# Welding - Not sure what to do



## Reece_ (Nov 12, 2014)

Hello,

After taking the side skirts of my car I was greeted with some pretty bad rot by the wheel arch, only on the one side.

So took it to a welder.

Here is the damage










After being welded 
How does it look?









How it looks now










As someone pointed out it looks like there is a bit of a gap at the top, which could result in water getting in?

Absolutely gutted and not sure what to do.

Really appreciate any advice, thank you :thumb:


----------



## m4rkymark (Aug 17, 2014)

To be honest the welder needs shot, that's a crap patch. It's not just the gap, look at all the marks left where he has tried to shape the patch. Looks like he's tried to shape it with a screwdriver


----------



## steveo3002 (Jan 30, 2006)

thats just a bodge over job to keep it legal

idealy it needed to be cut out into a neat square then a perfectly fitting patch made and welded in so its pretty much as good as new

edit if your happy with a patch up...get some seam sealer and apply over the welds to seal up any gaps


----------



## Naddy37 (Oct 27, 2005)

What did he use to cut the metal, his teeth?...


----------



## ted11 (Jul 8, 2011)

have a look on here
http://www.detailingworld.co.uk/forum/showthread.php?t=339252&page=15


----------



## marc147 (Nov 21, 2011)

Wtf :0 you didnt pay him did you? Is it not meant to be in line with the arch?


----------



## AllenF (Aug 20, 2012)

Jeeeezuz i thought the days of shoving a stick down a pidgeons throat and making it poo everywhere were long gone.
Who done it stevie wonder??


----------



## steveo3002 (Jan 30, 2006)

depends what he asked for in all fairness

if its a cheap mot weld up thats just what you get..a patch welded over the rust

restoring the panel to almost as new condition is alot more money


----------



## Caledoniandream (Oct 9, 2009)

Its a patch weld, will you get this time through the MOT, next year you have to do it again as the rust have eaten through the rest. 
Needs properly cut out, all the rot removed and than patched in, not over. 
Not every good welder can weld thin plate, its a art on it's own.
You would have been better to braze it when you want a patch like that, not so much heat distortion. 
you can seam seal it for now, but it's not going to last, a good body shop can sort it for you, by cutting all the rot out, that way it will last.
also did he use weldable primer to protect the bar metal.


----------



## Reece_ (Nov 12, 2014)

m4rkymark said:


> To be honest the welder needs shot, that's a crap patch. It's not just the gap, look at all the marks left where he has tried to shape the patch. Looks like he's tried to shape it with a screwdriver


See what you mean so I guess so


----------



## Reece_ (Nov 12, 2014)

neilos said:


> What did he use to cut the metal, his teeth?...


Must off :wall:


----------



## Reece_ (Nov 12, 2014)

marc147 said:


> Wtf :0 you didnt pay him did you?

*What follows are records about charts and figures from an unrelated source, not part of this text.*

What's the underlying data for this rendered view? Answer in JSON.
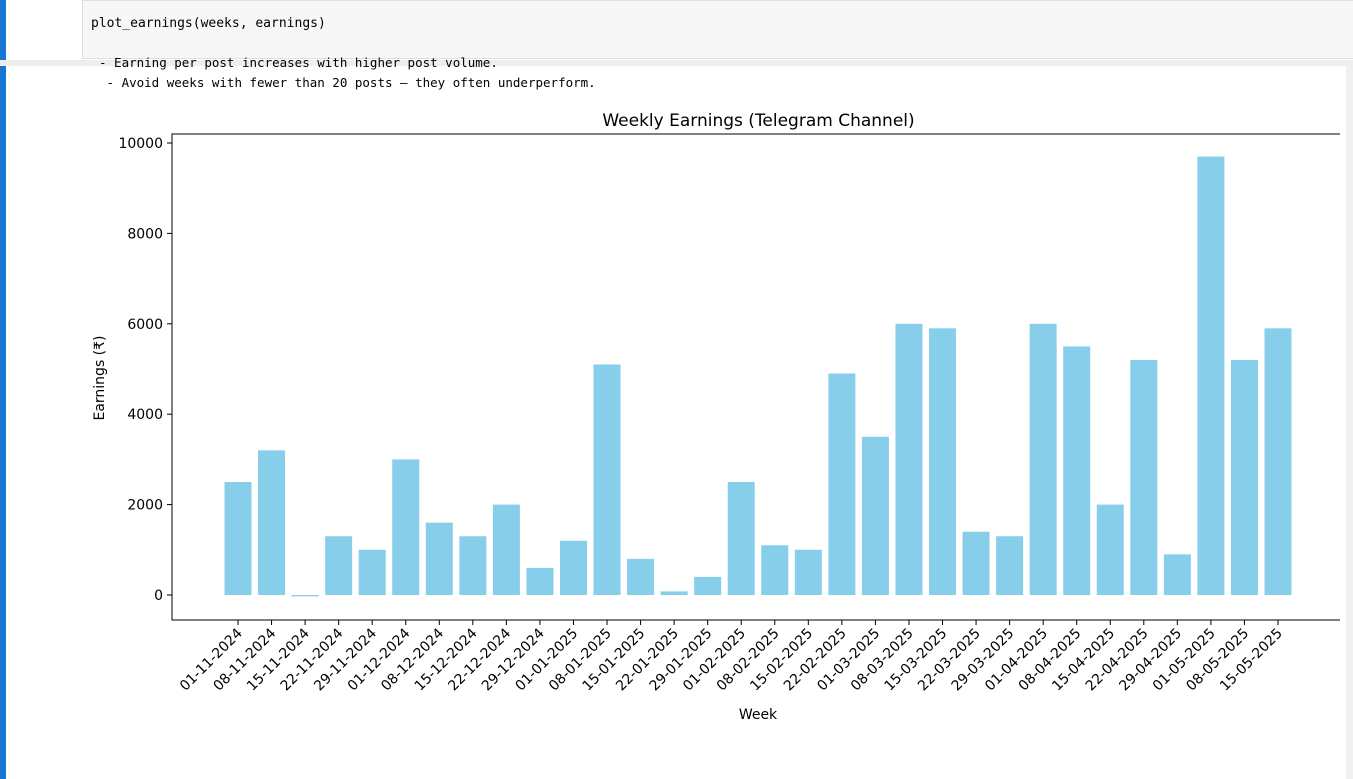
{
  "notebook": {
    "code_cell": {
      "source": "plot_earnings(weeks, earnings)"
    },
    "stream_output": {
      "lines": [
        "- Earning per post increases with higher post volume.",
        " - Avoid weeks with fewer than 20 posts – they often underperform."
      ]
    }
  },
  "colors": {
    "bar": "#87ceeb",
    "cell_accent": "#1976d2"
  },
  "chart_data": {
    "type": "bar",
    "title": "Weekly Earnings (Telegram Channel)",
    "xlabel": "Week",
    "ylabel": "Earnings (₹)",
    "ylim": [
      -500,
      10200
    ],
    "yticks": [
      0,
      2000,
      4000,
      6000,
      8000,
      10000
    ],
    "grid": false,
    "categories": [
      "01-11-2024",
      "08-11-2024",
      "15-11-2024",
      "22-11-2024",
      "29-11-2024",
      "01-12-2024",
      "08-12-2024",
      "15-12-2024",
      "22-12-2024",
      "29-12-2024",
      "01-01-2025",
      "08-01-2025",
      "15-01-2025",
      "22-01-2025",
      "29-01-2025",
      "01-02-2025",
      "08-02-2025",
      "15-02-2025",
      "22-02-2025",
      "01-03-2025",
      "08-03-2025",
      "15-03-2025",
      "22-03-2025",
      "29-03-2025",
      "01-04-2025",
      "08-04-2025",
      "15-04-2025",
      "22-04-2025",
      "29-04-2025",
      "01-05-2025",
      "08-05-2025",
      "15-05-2025"
    ],
    "values": [
      2500,
      3200,
      -30,
      1300,
      1000,
      3000,
      1600,
      1300,
      2000,
      600,
      1200,
      5100,
      800,
      80,
      400,
      2500,
      1100,
      1000,
      4900,
      3500,
      6000,
      5900,
      1400,
      1300,
      6000,
      5500,
      2000,
      5200,
      900,
      9700,
      5200,
      5900
    ]
  }
}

Is it not meant to be in line with the arch?


Should be


----------



## Reece_ (Nov 12, 2014)

AllenF said:


> Jeeeezuz i thought the days of shoving a stick down a pidgeons throat and making it poo everywhere were long gone.
> Who done it stevie wonder??


:lol::lol:



Caledoniandream said:


> Its a patch weld, will you get this time through the MOT, next year you have to do it again as the rust have eaten through the rest.
> Needs properly cut out, all the rot removed and than patched in, not over.
> Not every good welder can weld thin plate, its a art on it's own.
> You would have been better to braze it when you want a patch like that, not so much heat distortion.
> ...


Thank you for the advice. I think I'm going to get it completely redone, and not sure on the weldable primer 



steveo3002 said:


> thats just a bodge over job to keep it legal
> 
> idealy it needed to be cut out into a neat square then a perfectly fitting patch made and welded in so its pretty much as good as new
> 
> edit if your happy with a patch up...get some seam sealer and apply over the welds to seal up any gaps


Thank you, going to have to get it redone elsewhere :thumb:


----------



## mr paint (Jul 11, 2009)

Yup as stevo said ....patch cut out and a patch made from the bit removed and butt welded back into place then small skim of filler to blend etc 


Tommy


----------



## Reece_ (Nov 12, 2014)

mr paint said:


> Yup as stevo said ....patch cut out and a patch made from the bit removed and butt welded back into place then small skim of filler to blend etc
> 
> Tommy


Thank you


----------



## supernova-dw (Apr 26, 2014)

Just reiterating what has been said really... What has been done is just a cheap bodge, the plate has been put over the rust and will suffise for MOT purposes however if this is a car you care about then start again! Very difficult to find someone who will do it properly... You'll need to explain exactly what you want doing and let whoever is doing it know that you want a proper job doing and don't mind paying the extra as to be honest that is what it will boil down to for most people... If you want a proper job doing it will take time which of course is going to cost you but if its a keeper (The car) then get itit done properly once and for all


----------



## PootleFlump (Jan 1, 2006)

Looked a straightforward repair which with a little more time could have been done tidily. If you can live with it and it's covered, seal it bung some wax oil in and it may last a while. Depends if you want to keep the car longer term, a guy at work just drives his car until it blows quite literally, last one ran out of oil. If its one of those it should see you through


----------